Sunday, 20 January 2008

Exercise 1a: on a bus from Canberra to Sydney

I am realising that "attending" the course will be really hectic. But fun. Everytime I will be in a different place. It will be hard to work out the best way to do course assignments, in places where I just landed, totally unknown. But whilst not blessed with depth of knowledge, everythime I will have fresh eyes, and one more reason to look and engage deeper into what surrounds me.

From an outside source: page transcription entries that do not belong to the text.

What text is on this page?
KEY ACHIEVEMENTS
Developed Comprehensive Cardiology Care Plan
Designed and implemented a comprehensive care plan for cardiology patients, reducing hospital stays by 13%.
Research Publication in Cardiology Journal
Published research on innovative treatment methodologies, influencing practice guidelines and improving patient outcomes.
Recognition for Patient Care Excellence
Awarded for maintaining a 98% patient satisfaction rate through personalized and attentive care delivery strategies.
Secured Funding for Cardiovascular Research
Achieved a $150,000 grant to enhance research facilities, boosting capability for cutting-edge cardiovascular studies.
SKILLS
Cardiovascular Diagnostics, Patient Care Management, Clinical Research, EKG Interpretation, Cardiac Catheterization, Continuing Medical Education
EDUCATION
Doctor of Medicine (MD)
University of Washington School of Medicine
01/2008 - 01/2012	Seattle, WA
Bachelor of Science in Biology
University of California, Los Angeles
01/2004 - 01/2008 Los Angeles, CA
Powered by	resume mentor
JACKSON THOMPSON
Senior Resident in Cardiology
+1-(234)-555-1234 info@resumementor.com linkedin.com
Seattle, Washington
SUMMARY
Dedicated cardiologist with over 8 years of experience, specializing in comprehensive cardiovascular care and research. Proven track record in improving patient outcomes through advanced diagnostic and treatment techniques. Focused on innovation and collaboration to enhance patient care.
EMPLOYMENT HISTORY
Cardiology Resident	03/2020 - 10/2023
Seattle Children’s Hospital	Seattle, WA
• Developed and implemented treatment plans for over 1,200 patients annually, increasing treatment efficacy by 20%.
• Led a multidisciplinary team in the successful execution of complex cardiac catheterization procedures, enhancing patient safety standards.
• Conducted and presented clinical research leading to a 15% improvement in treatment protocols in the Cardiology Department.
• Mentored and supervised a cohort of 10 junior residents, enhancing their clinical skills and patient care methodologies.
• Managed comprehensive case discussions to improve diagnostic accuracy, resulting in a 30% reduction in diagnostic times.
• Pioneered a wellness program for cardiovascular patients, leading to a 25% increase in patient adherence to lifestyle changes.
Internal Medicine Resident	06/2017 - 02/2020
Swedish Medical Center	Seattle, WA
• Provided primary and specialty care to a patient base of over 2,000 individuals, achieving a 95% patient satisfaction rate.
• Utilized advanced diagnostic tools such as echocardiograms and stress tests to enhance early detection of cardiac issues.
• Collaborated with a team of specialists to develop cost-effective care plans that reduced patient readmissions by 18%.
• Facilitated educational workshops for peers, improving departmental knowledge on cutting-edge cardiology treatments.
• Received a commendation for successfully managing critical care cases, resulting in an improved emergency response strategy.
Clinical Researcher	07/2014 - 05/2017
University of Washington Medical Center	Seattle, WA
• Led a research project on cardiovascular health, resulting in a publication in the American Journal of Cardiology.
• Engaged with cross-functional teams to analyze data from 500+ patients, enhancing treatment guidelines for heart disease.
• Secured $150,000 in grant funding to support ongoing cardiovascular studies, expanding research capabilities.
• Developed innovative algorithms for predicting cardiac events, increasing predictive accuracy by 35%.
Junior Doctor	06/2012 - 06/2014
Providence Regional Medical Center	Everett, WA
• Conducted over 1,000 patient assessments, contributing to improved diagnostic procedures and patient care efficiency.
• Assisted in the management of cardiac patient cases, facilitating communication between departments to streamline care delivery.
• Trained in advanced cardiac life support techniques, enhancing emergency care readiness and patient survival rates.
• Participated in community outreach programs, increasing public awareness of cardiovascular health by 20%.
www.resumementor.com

A long ride back from canbrra to Sydney. I should be on a train, but it is not travelling, works in progress on the tracks. All the passengers (10) are easily put on a bus. Well... this could be an opportunity to break the ice and start my first assignment. The bus driver is quite a character: tatoos on his arms, no safety belt, lot of chatting on the radio with the colleagues. For sure he will not mind a passenger taking pictures of him. In fact, he does not. So I can start the first exercise. Not easy. I realised that I have been spoiled by the "P" function of my camera, so going back to fully manual is a nightmare. I cannot zoom in and out, ouch, this is such a pain... am I really supposed to MOVE instead of zooming??? After tons and tons of pictures taken in P mode, occasionaly adjusting the exposure and little more, the camera just felt a little clever interface bentween myself and the world. But this is because I let her to do what she wanted, more or less. Now the Nikon is in my grip but, in M mode, it is also suddently become a dumb black box, that needs my full attention. And I am always too slow, too late, or simply I am putting all my energy on changing - in a clumpsy way - settings on the camera... so there is no chance to make any decent picture! And the light changes all time time, because of the clouds and of the road turns. I am tempted to cheat at least a bit, using A or S mode...

I cannot move much whilst the bus travels, this driver is cool but there is a limit to the extent I can jump around to avoid traumatising other passengers. And as in the fable of the the fox and the grapes, I imagine that all the pictures I cannot take would be the best shots. For example, bottom up, driver in 3/4, close up on the tatoos on his arm, eyes looking down as he talks on the radio, australian sky in the background). But at the end of the day even the one I can take - from above, with some landscape and eucalipts on the top and maybe a car on the road - do not quite look as I figured them.

But it is a healty frustration the one I feel. I understand that at the end of the day it is not so important to make a great picture. What matters is to reconnect with the camera, in a different way, and learning to take some control if it. I do not know if this attempt will be good enough to become part of exercise 1. Probably not, I better think of an additional one to make up for this... But I have a sense of why it matters.